MARLOTH PARK, South Africa - Residents of this exclusive resort town on the banks of the Crocodile River believe that humans and wild animals can live together peacefully without fences. And for the most part, it's been true, they say.
Sure, the occasional baboon slips through an unlocked window, raids the fridge and makes a mess of a house. Elephants and giraffes block the road sometimes.
Small prices to pay, residents say, for being able to spot exotic game on your way to the post office.
But ever since a lion ate a fleeing burglar last year - leaving behind just his head and a foot (still inside a shoe) - the town's harmonious relationship with nature has been threatened.
The incident capped a year during which six other people were attacked - none fatally - by lions. The Mpumalanga provincial government responded by killing three lions thought to be responsible for the man's death.
It then threatened to remove the remaining lions from town. Residents have been bitterly opposed.
"Nobody wants the lions removed. Everyone wants them left alone. It's just a bunch of bloody bureaucrats trying to justify their jobs," said John Johnson, 70, a retired arms dealer who helped found the town in 1977.
"The lions have been here for years. We've had no problems."
Johnson remains convinced that the burglar was shot while trying to escape, died in the bush and became food for scavengers.
"There wasn't anything left but bone. I say he was eaten by hyenas," he said.
Other residents of Marloth Park defended the lions as a desperately needed form of crime control as the town battled a rash of house burglaries.
Angry Marloth Park residents persuaded the Mpumalanga government to hold off a decision on the lions until the town completes an independent study to determine if the predators and humans can co-exist.
Answering that question might depend on the race of the residents. The majority of Marloth Park property owners are white, wealthy and drive everywhere in town, protected from animal attacks. But most blacks who work as maids, gardeners and day laborers have no means of transport other than walking or bicycling - leaving them exposed, especially at night, to prowling lions and other predators.
In January, a man from Mozambique crossed paths with four lions in the middle of the road while riding his bike after the curfew. He hit the brakes and threw his bike at the lions before running away to safety. Locals have nicknamed cyclists riding after dark "meals on wheels."

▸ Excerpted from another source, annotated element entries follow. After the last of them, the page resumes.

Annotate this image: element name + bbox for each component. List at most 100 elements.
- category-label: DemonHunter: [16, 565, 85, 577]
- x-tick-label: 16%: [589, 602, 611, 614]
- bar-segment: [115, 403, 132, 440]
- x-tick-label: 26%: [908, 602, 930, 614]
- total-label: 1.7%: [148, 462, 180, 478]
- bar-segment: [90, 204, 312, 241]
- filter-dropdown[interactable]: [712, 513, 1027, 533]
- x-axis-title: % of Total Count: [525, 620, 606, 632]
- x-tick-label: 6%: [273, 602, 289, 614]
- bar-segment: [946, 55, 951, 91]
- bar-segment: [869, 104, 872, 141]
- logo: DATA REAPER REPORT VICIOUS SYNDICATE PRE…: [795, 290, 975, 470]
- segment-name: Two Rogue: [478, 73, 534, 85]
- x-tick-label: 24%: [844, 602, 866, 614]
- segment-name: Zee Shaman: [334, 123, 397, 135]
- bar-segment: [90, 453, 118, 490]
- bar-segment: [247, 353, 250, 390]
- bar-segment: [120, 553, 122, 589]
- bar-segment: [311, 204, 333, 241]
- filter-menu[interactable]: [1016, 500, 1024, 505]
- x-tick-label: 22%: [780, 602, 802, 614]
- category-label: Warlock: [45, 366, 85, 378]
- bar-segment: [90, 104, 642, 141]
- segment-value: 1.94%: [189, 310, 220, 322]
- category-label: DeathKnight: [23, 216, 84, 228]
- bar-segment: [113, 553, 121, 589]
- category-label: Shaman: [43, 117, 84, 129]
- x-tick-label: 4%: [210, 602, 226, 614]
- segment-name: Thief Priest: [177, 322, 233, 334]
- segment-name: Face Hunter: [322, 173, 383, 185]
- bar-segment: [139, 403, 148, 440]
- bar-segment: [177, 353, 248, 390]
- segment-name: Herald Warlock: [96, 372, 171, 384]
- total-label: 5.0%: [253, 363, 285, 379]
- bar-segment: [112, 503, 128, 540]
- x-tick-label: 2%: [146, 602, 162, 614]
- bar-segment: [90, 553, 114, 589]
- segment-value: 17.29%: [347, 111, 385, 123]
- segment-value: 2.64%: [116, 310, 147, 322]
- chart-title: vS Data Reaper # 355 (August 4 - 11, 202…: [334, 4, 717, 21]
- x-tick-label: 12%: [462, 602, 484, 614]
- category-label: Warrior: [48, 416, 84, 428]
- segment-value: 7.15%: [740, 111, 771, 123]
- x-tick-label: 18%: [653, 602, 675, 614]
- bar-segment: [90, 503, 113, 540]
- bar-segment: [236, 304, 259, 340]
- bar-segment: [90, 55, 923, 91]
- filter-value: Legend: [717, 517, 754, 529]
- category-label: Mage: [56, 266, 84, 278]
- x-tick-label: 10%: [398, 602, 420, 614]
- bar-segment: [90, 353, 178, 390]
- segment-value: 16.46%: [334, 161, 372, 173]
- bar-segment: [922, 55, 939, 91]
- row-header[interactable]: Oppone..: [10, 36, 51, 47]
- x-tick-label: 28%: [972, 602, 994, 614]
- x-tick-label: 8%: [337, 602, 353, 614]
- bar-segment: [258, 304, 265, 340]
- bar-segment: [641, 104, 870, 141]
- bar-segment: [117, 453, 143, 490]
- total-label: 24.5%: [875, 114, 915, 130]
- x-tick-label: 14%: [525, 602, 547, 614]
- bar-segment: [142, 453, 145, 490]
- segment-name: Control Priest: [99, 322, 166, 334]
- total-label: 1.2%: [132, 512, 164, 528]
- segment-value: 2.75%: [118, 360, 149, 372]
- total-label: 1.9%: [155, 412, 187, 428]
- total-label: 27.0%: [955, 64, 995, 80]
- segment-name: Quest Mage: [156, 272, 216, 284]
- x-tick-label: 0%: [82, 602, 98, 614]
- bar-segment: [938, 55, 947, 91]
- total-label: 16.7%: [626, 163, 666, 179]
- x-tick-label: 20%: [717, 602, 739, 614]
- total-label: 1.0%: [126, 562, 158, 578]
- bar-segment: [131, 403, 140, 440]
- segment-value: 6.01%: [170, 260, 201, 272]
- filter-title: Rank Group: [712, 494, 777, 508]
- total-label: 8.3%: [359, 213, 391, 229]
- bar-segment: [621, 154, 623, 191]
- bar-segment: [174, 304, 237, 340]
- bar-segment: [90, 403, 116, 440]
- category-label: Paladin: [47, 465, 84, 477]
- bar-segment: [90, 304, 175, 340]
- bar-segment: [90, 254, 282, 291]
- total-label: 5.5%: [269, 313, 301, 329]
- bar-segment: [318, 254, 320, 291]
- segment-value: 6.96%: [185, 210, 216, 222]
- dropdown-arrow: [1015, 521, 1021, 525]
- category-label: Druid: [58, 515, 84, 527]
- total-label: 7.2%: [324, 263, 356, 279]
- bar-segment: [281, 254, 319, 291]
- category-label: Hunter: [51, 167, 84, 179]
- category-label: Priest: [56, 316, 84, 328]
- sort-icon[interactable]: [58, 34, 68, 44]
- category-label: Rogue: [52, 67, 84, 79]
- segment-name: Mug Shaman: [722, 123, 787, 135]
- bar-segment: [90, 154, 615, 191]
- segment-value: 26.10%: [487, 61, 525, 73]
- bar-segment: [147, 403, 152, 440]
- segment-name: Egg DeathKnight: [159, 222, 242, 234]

Marloth Park is like few places in South Africa, or the world. The 3,750-acre town of some 1,200 homes is across the Crocodile River from Kruger National Park, one of the oldest nature reserves, where tourists come from around the world to see elephants, wildebeest, water buffalo, impala, baboons - and perhaps get a peek at lion.
Soon Marloth Park might be closed off from the park altogether. The town recently lost its bid to be incorporated into Kruger National Park.
Park officials plan to erect an 8-foot fence with electric wires between the town and the park, to formalize the border and stop the spread of animal diseases into the park.
Marloth Park has about 125 full-time residents and more than 1,000 homeowners who live as far away as Europe and the United States and visit once or twice each year.
"I visited here once and fell in love with it," said Johnny Henderson, who ended a career in television to operate a convenience store and gas station in town.
Henderson said he was never so busy as when the deadly lion attack occurred. Tourists and wildlife enthusiasts poured into town to see the lions.
"It put us on the map. Unfortunately, someone had to die for it to happen," he said. But Henderson is not optimistic about the future of lions in his town.
"It's the animals' place, but unfortunately human beings have built up the town," he said. "If a lion eats a child, what choice do we have?"
And if the lions were gone, it would be a huge blow to the town's fledgling tourist industry.
Brian Welby-Cooke, chairman of the Marloth Park Property Association, said that the character of Marloth Park, and the lions, have a good chance of staying. Initial reports from the study of the town's lion populations indicate that the lions have adapted to having humans around, he said.
Most lions are noisy when they are together. But in Marloth Park, researchers discovered, they are learning how to be quiet so they don't attract so much attention.
"They don't like so many people watching them," he said.
There are plenty of other animals to watch, Welby-Cooke said. On a recent visit to his Marloth Park home, he hand-fed lettuce to a kudu and watched a civet cat stroll by his family during a barbecue.
"Where else in the world can you do that? I don't think there is another place. And if there is, good for them."